"Coxinhas". Ici, au Brésil, l'expression revient sans cesse. Dans les journaux, sur les réseaux sociaux, au coeur des manifestations …. elle est partout. Petite explication.
A l'origine, la "coxinha" désigne une friture brésilienne typique, originaire de l'état de São Paulo. Pour faire simple, c'est une sorte de beignet fourré à la purée de pomme de terre et au poulet. Sans oublier l'éventualité d'un supplément de fromage, pour agrémenter le tout. Question design, la coxinha a la forme d'une goutte d'eau, destinée à rappeler la "coxa" (à prononcer cocha, qui signifie "cuisse") de la poule. D'où son nom, qui signifie littéralement "petite cuisse de poulet".
La coxinha, cette cuisse de poulet conservatrice
Mais, depuis les manifestations de juin 2013 (NDRL : manifestations populaires massives en réaction à l'augmentation du prix des transports), la célèbre "petite cuisse de poulet" a adopté une connotation politique dans tout le pays. Désormais, la "coxinha" désigne également toute personne présentant des tendances politiques et morales conservatrices.
La coxinha, c'est celui qui est obsédé par l'idée de correction, préoccupé par son apparence, sa carrière et son statut social. C'est celui qui vit en accord avec les valeurs de l'ordre en place et qui défend fermement ces mêmes valeurs. C'est celui qui s'identifie étroitement au capitalisme et aux idées du libre marché.
Inutile, donc, de préciser que la "coxinha" est une appellation négative, chargée de mépris et de dédain. La plupart du temps, elle est utilisée par les Brésiliens de gauche, progressistes, pour se référer à leurs homologues de droite, conservateurs.
Des policiers aux anti-Dilma, tous "coxinhas"
Mais quel est donc le lien entre une vulgaire cuisse de poulet et une idéologie politico-sociale conservatrice ? Pour comprendre cette curieuse association, remontons quelques années en arrière.
Au cours de la décennie 1980, en plein coeur de la dictature brésilienne, les policiers de São Paulo avaient pour habitude de se rendre dans de petits bistrots pour y déguster des coxinhas bon marché. Les policiers ont ainsi été les premiers à écoper du fameux surnom, qui s'est ensuite étendu à toutes les personnes préoccupées par la sécurité et la volonté de conserver l'ordre en place. Ci-dessous, la caricature du célèbre dessinateur brésilien Latuff représente par exemple des coxinhas protégeant les valeurs de la famille et de la religion chrétienne. Nostalgiques de la dictature militaire (1964-1985), elles désirent un retour aux traditions et la restauration d'un ordre autoritaire.

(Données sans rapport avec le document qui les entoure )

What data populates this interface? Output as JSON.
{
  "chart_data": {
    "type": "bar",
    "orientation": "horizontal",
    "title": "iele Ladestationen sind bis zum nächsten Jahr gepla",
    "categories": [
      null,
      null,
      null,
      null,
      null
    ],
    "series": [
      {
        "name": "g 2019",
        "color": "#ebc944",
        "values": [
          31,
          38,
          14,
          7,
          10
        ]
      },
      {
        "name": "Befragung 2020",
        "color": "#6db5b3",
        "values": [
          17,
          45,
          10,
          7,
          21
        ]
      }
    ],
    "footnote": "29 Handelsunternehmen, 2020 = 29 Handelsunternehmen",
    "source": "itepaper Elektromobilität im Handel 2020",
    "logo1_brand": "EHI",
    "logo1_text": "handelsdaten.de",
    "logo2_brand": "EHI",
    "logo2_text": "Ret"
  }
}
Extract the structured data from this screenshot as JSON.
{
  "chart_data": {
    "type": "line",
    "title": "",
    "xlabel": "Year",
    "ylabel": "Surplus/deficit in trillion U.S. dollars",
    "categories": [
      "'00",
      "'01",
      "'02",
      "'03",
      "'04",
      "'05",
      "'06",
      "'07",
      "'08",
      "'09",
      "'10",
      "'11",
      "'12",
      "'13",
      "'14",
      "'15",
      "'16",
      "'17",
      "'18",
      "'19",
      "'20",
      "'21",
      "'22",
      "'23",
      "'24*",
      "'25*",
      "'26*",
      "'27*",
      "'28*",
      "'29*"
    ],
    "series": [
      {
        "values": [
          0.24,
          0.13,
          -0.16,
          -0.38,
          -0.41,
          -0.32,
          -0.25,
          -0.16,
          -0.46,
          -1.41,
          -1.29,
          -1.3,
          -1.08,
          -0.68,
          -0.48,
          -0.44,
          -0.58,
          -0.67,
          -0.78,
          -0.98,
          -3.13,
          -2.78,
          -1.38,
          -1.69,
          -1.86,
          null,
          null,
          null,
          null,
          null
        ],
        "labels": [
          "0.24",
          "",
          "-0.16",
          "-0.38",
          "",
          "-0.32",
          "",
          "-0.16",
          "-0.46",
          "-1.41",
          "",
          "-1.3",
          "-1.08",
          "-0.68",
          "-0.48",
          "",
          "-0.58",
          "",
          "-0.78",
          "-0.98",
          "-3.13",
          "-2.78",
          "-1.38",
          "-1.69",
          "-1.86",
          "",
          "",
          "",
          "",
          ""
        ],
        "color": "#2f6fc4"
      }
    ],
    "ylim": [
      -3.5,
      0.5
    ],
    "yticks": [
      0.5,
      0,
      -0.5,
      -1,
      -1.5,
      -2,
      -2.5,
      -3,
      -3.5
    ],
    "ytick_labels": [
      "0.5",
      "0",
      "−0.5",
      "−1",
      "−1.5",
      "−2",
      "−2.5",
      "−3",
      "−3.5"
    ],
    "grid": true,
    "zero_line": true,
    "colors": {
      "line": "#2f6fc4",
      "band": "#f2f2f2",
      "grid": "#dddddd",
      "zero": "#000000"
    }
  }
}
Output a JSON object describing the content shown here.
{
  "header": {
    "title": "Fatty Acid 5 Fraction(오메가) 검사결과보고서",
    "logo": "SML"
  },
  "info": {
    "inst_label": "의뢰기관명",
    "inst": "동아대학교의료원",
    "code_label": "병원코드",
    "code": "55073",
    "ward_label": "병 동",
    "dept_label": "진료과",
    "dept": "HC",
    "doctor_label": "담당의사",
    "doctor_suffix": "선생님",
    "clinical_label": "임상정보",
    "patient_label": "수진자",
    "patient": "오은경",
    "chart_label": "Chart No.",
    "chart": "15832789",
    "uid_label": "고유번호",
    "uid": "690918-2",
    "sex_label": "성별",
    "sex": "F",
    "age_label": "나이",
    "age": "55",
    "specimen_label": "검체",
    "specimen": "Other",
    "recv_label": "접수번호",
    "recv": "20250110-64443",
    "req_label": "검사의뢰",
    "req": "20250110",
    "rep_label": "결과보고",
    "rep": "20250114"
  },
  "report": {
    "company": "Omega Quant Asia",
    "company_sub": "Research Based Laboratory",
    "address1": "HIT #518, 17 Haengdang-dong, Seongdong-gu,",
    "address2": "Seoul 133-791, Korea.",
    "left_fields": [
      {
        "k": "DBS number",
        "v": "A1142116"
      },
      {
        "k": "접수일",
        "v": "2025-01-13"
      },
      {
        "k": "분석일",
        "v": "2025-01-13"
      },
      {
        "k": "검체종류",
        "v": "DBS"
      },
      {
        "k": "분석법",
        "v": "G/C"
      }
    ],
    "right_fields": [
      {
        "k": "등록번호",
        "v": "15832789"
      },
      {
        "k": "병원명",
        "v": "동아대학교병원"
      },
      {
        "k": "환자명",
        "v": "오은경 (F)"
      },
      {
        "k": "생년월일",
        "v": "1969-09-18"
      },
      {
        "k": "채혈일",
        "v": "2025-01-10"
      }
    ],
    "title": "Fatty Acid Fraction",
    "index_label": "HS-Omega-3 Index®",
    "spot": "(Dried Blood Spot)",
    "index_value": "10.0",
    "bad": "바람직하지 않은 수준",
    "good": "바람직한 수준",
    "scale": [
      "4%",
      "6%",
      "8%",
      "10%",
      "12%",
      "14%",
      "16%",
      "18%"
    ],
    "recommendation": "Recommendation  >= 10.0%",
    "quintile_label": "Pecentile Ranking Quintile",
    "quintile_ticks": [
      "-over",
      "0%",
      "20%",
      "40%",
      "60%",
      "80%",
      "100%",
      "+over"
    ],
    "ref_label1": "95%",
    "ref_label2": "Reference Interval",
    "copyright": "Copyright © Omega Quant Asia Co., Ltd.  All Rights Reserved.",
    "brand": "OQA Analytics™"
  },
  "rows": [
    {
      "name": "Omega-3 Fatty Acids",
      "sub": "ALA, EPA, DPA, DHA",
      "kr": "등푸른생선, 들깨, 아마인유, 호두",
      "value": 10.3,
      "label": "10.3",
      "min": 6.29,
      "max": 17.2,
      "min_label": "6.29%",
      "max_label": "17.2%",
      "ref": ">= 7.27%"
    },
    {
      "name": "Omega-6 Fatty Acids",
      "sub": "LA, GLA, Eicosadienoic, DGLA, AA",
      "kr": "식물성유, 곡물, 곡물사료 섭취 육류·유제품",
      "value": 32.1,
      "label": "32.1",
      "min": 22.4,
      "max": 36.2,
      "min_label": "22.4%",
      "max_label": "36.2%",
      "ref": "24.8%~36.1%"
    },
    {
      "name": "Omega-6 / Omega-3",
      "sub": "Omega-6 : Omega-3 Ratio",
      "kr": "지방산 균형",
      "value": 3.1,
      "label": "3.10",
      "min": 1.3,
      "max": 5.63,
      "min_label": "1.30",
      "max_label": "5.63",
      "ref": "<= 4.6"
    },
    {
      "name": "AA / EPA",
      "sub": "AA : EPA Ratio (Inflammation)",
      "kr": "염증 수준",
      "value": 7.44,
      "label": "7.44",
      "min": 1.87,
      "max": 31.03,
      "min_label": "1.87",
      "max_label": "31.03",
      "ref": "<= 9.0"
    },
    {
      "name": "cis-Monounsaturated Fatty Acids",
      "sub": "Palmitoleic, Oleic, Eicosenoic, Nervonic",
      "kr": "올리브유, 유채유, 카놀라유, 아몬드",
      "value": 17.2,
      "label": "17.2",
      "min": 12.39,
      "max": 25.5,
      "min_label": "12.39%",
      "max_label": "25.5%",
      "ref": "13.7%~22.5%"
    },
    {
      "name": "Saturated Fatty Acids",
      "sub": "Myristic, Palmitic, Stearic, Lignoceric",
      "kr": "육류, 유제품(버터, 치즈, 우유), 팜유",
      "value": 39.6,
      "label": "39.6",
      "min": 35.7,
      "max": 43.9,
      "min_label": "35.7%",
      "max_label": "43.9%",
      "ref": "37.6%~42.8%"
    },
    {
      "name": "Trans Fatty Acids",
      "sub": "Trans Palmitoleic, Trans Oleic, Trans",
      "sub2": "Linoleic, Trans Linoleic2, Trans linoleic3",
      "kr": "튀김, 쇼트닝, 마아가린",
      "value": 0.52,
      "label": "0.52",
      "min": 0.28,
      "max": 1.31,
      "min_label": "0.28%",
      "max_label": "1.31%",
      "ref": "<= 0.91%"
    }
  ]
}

Dans le contexte actuel, les "coxinhas" renvoient aux manifestants qui demandent la destitution de Dilma. En grande majorité Blanche et aisée, cette tranche de la population est notamment accusée par les "anti-coxinhas" d'utiliser la corruption comme prétexte pour renverser le gouvernement socialiste actuellement au pouvoir. Selon ces derniers, l'élite brésilienne utiliserait ainsi l'impeachment comme une manoeuvre politique pour conserver son statut social et ses privilèges.
Contre le poulet, la charcuterie
Au coeur de cette guerre gastronomico-politique, les "coxinhas" ne sont pas en reste puisqu'elles ont rapidement trouvé un surnom à leurs détracteurs : les "mortadelas" (mortadelles). Charcuterie italienne importée en Amérique Latine au cours du XXème siècle, la mortadelle est aujourd'hui très populaire au Brésil. Si populaire qu'elle est abondamment distribuée, entre deux tranches de pain, lors des manifestations organisées en faveur de Dilma. D'où le surnom donné aux pétistes (NDLR : personnes en faveur du Parti des Travailleurs (PT) de Dilma) par leurs homologues de droite.
Entre poulet et charcut', c'est donc un match culinaire féroce qui se joue actuellement. Espérons que l'addition ne soit pas trop salée.